The passenger railroad had cancelled some long-distance trains into and out of New York and Boston on Saturday, as well as a number of trains in the Northeast on Sunday.
Another storm is making its way across the northern U.S., but is not expected to generate as much snow as the previous storm, according to
weather.com. Watch the
Amtrak website for train-status information.
Great story, Carl!
The headline..now that’s an oxymoron!
I agree with Amtrak in this situation after recently being stranded on a train on a clear but frigid night trying to get from Boston to Brunswick, ME. This was not Amtrak’s fault. The delay was due to a “track defect”. The on board crew was great and we received compensation (a free one way Downeaster train ride) while we waited. But it took the track foreman 1 hour to just get to the area of the defect and then another 1 1/2 hours for the defect to be repaired. This on a clear night with no precipitation. I can’t imagine how long it would have taken had their been a blizzard raging. Probably not until the next day. It took us 6 hours to get to Brunswick, a trip that normally takes the train 3 hours and 20 minutes but can be driven in about 2 1/2. I would much rather spend an extra night in a warm hotel room than being stranded on a train in East Ovwershoe, Wisconsin during a blizzard with the toilets overflowing and the locomotive running out of fuel because someone in the yard “forgot” to fuel the thing. This is not to mention the HOS laws. Takes an awful lot of time to evacuate a train using snow machines.
I am telling you……Given the opportunity not to run trains, Amtrak will take it every time.
This was a truly major storm, but Amtrak’s recent habit of cancelling service–especially on the long-haul network and on the NEC north of New York is very unfortunate.
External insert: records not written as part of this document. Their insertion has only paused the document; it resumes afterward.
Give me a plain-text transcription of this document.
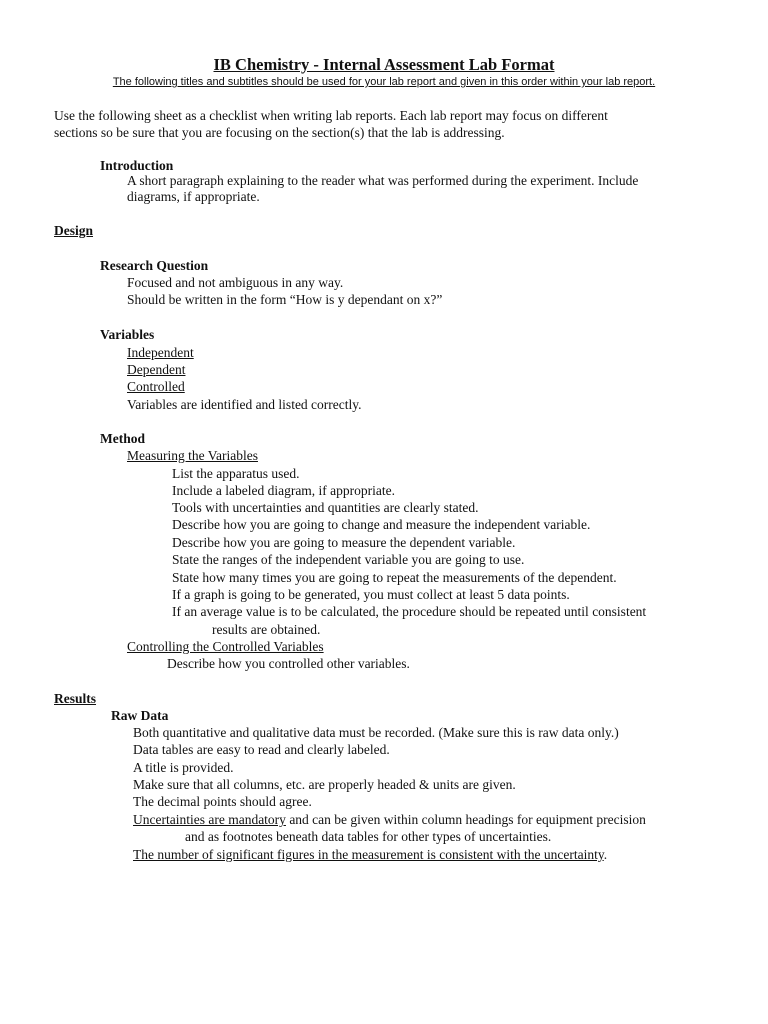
IB Chemistry - Internal Assessment Lab Format
The following titles and subtitles should be used for your lab report and given in this order within your lab report.
Use the following sheet as a checklist when writing lab reports. Each lab report may focus on different
sections so be sure that you are focusing on the section(s) that the lab is addressing.
Introduction
A short paragraph explaining to the reader what was performed during the experiment. Include
diagrams, if appropriate.
Design
Research Question
Focused and not ambiguous in any way.
Should be written in the form “How is y dependant on x?”
Variables
Independent
Dependent
Controlled
Variables are identified and listed correctly.
Method
Measuring the Variables
List the apparatus used.
Include a labeled diagram, if appropriate.
Tools with uncertainties and quantities are clearly stated.
Describe how you are going to change and measure the independent variable.
Describe how you are going to measure the dependent variable.
State the ranges of the independent variable you are going to use.
State how many times you are going to repeat the measurements of the dependent.
If a graph is going to be generated, you must collect at least 5 data points.
If an average value is to be calculated, the procedure should be repeated until consistent
results are obtained.
Controlling the Controlled Variables
Describe how you controlled other variables.
Results
Raw Data
Both quantitative and qualitative data must be recorded. (Make sure this is raw data only.)
Data tables are easy to read and clearly labeled.
A title is provided.
Make sure that all columns, etc. are properly headed & units are given.
The decimal points should agree.
Uncertainties are mandatory and can be given within column headings for equipment precision
and as footnotes beneath data tables for other types of uncertainties.
The number of significant figures in the measurement is consistent with the uncertainty.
The “All Weather Mode” claim was central to railroading’s superiority argument. I suspect this is being driven by the contemporary terror of “liability”, but it remains very unfortunate.
The trains used to run in snow–late perhaps–but unlike air they ran. Now anything over a four inch snowfall seems to cause paralysis.
In March, 1993 a huge ice-storm struck the northeast, but Amtrak ran. I was booked on the MONTREALER that day from Philadelphia to St. Albans. The train lumbered north, but we actually saved multiple stranded motorists as we slowly bucked the drifts. North of New London (this was in the era when the train ran on the Central Vermont Railway all the way from New London, CT to St. Albans) we made repeated stops to pick up stranded motorists at rural grade-crossings. Ultimate arrival was 10 hours late, but we got through and there wasn’t a single passenger on the train who complained that we were late. Nevermore in the era of Richard Anderson and Stephen Garner!